One of the points raised in the report of the committee inquiry chaired by the honourable member for Fisher was the need to establish effective means whereby Australian parliamentarians can routinely participate in mutual deliberations with their New Zealand counterparts so that we enrich the relationship, so that, in our various deliberations, we do not stumble upon difficulties that could be avoided and so that, where we do have differences, we can put in place, by way of common interests, harmonious means of overcoming them.

Those are the only remarks I have. I have no objection to the terms of the minister’s second reading speech, which covers the reasons for our support of this legislation. It does mean that New Zealand entities that wish to issue securities in Australia can do so. It means that we can have mutual recognition of companies in both countries. It also means that our regulators, in particular those looking to deal with anticompetitive behaviour, can exchange information so that we can minimise the degree of difficulty that is caused by both national entities—for their own perfectly understandable reasons—having divergent corporation laws. It gives us a means of avoiding undue complexity—which, I must say, has in the past been a considerable stumbling block.

We did take evidence in the past—though I cannot remember precisely which committee I was serving on when we did—on the regulatory difficulties that were experienced because arrangements for recognition of the different corporate structures that existed in the two countries were not in place. There was evidence that the means of issuing securities in the two countries were complex and required very different approaches by way of disclosure and that we did not have an effective means of having a common regulator for anticompetitive behaviour. So these measures, whilst they do not bring the substantive law into exact parallel, at least provide us with an effective means of minimising the inconvenience that would otherwise be inherent.

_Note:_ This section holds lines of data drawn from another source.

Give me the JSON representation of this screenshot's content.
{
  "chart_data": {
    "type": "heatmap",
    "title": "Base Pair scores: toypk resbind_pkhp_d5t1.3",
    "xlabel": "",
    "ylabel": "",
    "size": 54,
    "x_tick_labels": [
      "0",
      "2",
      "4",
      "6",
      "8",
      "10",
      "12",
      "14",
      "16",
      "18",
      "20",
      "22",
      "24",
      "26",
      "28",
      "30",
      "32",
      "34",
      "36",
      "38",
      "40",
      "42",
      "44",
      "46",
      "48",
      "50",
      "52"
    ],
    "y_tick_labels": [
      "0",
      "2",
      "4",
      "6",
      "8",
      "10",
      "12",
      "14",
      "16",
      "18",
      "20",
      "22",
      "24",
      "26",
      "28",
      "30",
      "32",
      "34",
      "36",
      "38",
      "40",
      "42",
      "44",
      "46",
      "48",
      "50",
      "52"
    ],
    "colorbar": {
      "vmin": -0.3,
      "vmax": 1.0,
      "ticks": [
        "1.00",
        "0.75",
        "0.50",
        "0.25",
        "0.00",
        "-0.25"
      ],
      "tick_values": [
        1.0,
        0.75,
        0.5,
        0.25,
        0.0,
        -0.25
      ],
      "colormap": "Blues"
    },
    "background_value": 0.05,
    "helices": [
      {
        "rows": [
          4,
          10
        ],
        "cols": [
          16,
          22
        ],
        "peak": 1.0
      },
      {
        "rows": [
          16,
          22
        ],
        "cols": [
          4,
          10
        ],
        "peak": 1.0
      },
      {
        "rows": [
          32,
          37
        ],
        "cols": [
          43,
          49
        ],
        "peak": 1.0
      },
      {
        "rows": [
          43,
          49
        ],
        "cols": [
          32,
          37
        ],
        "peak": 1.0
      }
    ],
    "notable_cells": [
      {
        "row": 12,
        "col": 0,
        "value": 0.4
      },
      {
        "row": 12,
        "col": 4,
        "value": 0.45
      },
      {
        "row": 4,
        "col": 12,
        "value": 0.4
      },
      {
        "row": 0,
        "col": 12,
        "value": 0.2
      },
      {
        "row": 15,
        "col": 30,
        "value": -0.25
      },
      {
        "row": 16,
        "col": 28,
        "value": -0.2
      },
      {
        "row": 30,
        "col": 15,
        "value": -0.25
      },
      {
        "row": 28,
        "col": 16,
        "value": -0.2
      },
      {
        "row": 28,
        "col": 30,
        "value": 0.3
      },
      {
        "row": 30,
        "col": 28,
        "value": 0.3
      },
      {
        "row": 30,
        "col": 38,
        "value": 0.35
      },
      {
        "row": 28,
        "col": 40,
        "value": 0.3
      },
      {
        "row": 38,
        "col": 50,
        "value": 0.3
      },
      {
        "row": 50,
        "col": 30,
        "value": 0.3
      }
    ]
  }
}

In conclusion, I will go back to the point I made when I commenced by saying that the contribution made by the member for Cook really does reflect the wealth that this parliament has, on both sides, of members interested in the national interest and not in pursuing differences for the sake of it in these kinds of debates. In this instance, the opposition not only is content to not oppose the legislation but actively supports the intent of the legislation, sees it as a practical advance and wishes it all success.